Ему на руку села муха и поползла по направлению к плечу, задевая волоски и неприятно щекоча. Он раздраженно смахнул ее, но отвратительное насекомое начало противно жужжать, летая туда-сюда по комнате. Еще месяц назад он непременно бы прихлопнул ее, однако сейчас не мог найти силы даже переменить свое положение. Можно было заметить, как упитанный таракан, слегка пошевеливая усиками, скрылся в маленькой дырке между досками на полу. Голубь на карнизе сосредоточенно что-то ел. В комнату дунул ветер, и один из пустых пакетов, в которых неделю назад лежали продукты, взмыл под потолок. Осколки от пивной бутылки по-прежнему валялись в углу.


Он посмотрел на свои засаленные тренировочные штаны, затем поднял руку и провел по волосам. Пять дней не мылся, это не могло не сказаться на внешнем виде.
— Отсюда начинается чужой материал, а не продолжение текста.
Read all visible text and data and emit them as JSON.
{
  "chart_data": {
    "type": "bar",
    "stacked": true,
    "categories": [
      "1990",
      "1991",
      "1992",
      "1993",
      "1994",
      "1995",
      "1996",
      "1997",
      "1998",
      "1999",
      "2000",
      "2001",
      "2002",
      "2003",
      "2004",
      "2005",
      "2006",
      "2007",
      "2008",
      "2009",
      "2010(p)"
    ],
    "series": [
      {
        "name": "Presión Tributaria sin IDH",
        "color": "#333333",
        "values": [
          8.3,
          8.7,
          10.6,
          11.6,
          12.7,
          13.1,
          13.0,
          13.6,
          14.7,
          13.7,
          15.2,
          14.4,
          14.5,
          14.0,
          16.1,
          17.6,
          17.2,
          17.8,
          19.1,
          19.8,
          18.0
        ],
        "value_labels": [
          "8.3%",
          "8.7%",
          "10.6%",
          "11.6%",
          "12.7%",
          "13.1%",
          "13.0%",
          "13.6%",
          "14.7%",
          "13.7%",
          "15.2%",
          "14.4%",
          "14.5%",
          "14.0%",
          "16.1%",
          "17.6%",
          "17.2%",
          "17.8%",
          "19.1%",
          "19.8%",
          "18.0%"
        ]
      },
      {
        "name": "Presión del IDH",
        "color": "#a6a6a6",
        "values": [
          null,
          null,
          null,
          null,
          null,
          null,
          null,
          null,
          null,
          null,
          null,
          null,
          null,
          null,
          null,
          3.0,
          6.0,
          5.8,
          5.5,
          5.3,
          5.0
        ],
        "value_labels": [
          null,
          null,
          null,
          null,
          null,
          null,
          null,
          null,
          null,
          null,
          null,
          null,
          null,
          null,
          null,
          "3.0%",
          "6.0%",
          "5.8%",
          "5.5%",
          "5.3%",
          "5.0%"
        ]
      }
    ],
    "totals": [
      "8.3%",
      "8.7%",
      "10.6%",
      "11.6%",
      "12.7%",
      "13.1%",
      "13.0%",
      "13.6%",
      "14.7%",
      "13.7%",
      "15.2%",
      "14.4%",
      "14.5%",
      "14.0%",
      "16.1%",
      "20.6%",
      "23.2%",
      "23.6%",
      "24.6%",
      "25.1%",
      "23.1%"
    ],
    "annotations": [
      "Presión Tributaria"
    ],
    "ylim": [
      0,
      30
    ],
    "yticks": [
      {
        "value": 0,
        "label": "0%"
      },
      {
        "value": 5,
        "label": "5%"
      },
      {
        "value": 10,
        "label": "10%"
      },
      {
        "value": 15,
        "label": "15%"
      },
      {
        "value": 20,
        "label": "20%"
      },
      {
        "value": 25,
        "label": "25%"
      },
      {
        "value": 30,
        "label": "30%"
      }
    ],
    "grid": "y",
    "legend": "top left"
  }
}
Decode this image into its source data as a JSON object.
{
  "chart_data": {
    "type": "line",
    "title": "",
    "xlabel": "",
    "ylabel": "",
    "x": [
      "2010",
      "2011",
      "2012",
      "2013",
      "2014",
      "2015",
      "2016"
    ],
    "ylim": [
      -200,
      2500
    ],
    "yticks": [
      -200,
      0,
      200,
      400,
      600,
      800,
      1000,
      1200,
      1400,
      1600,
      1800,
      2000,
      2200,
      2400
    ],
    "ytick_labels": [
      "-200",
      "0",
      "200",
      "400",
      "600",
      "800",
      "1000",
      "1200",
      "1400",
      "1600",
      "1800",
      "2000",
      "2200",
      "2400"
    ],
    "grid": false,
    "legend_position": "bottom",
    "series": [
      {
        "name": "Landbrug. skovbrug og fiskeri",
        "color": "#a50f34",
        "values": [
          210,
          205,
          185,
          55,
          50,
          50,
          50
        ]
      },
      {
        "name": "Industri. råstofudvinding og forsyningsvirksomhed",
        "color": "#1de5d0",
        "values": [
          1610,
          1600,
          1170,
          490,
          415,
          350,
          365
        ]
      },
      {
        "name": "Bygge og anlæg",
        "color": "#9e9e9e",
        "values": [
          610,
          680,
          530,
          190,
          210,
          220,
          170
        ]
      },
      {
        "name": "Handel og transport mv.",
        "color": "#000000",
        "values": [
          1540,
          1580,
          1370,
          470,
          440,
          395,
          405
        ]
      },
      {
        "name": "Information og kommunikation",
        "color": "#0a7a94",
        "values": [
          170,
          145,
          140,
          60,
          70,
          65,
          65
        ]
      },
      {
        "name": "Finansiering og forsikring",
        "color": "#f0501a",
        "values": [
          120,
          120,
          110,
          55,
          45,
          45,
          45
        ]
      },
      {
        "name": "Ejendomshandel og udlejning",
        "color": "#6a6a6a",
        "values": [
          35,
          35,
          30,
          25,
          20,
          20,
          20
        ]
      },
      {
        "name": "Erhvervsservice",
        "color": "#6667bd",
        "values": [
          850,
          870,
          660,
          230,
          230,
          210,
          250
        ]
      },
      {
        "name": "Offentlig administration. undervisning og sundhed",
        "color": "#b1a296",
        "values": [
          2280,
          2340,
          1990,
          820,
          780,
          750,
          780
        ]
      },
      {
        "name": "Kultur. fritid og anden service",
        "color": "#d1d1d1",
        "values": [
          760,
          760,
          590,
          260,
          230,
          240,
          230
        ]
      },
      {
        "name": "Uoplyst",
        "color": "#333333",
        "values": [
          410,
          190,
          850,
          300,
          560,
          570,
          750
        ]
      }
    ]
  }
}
В зеркало на себя можно даже не смотреть. Он знал, что представляет собой на редкость удручающее зрелище. Ощущалось, что каждый выдох живительного газа, который поддерживал жизнь в каждом на Земле, пусть с недавних пор производимого и распространяемого искусственно, уносит часть его никчемной, ничего не значащей ни для кого, жизни. Куда делся тот юношеский запал, та готовность на великие свершения, которыми он был полон еще лет десять назад? В какой именно момент он осознал, что жизнь катится под откос, да так быстро, что остановить этот процесс стало решительно невозможно? Сейчас, вспоминая и анализируя свои поступки, он понял, что ни за один из них нельзя зацепиться, ни один не имел ни малейшего значения. Не было ничего, кроме надежд. Все убили лень, страх, неуверенность и много еще чего. И времени исправить это, просто-напросто, не было. Он упустил его.
Прибор на запястье пронзительно запищал. Он заставил глаза опуститься вниз и взглянуть на своеобразный циферблат витаметра. Кислотного цвета знаки не сразу приняли привычные очертания, сначала расплывшись по сторонам. Только тогда он понял, что плачет. Сделав над собой усилие, он вытер глаза тыльной стороной ладони, ощутив легкое пощипывание, поморгал. Теперь можно было понять, что именно витаметр хотел сообщить ему. Жить Ивану Алексеевичу Гордину оставалось ровно два часа.


2.
Четыре месяца назад, стоя в очереди за результатами анализов, Иван Алексеевич был полон сил и энергии. Вечером он был предоставлен сам себе, мог провести его в свое удовольствие. Гордин не был выдающимся человеком. Его журналистская карьера не сложилась, хотя покойный отец всячески пытался его продвинуть. Но Иван Алексеевич не сильно переживал по этому поводу. Единственное, о чем он мечтал, это закончить эту утомительную процедуру проверки населения.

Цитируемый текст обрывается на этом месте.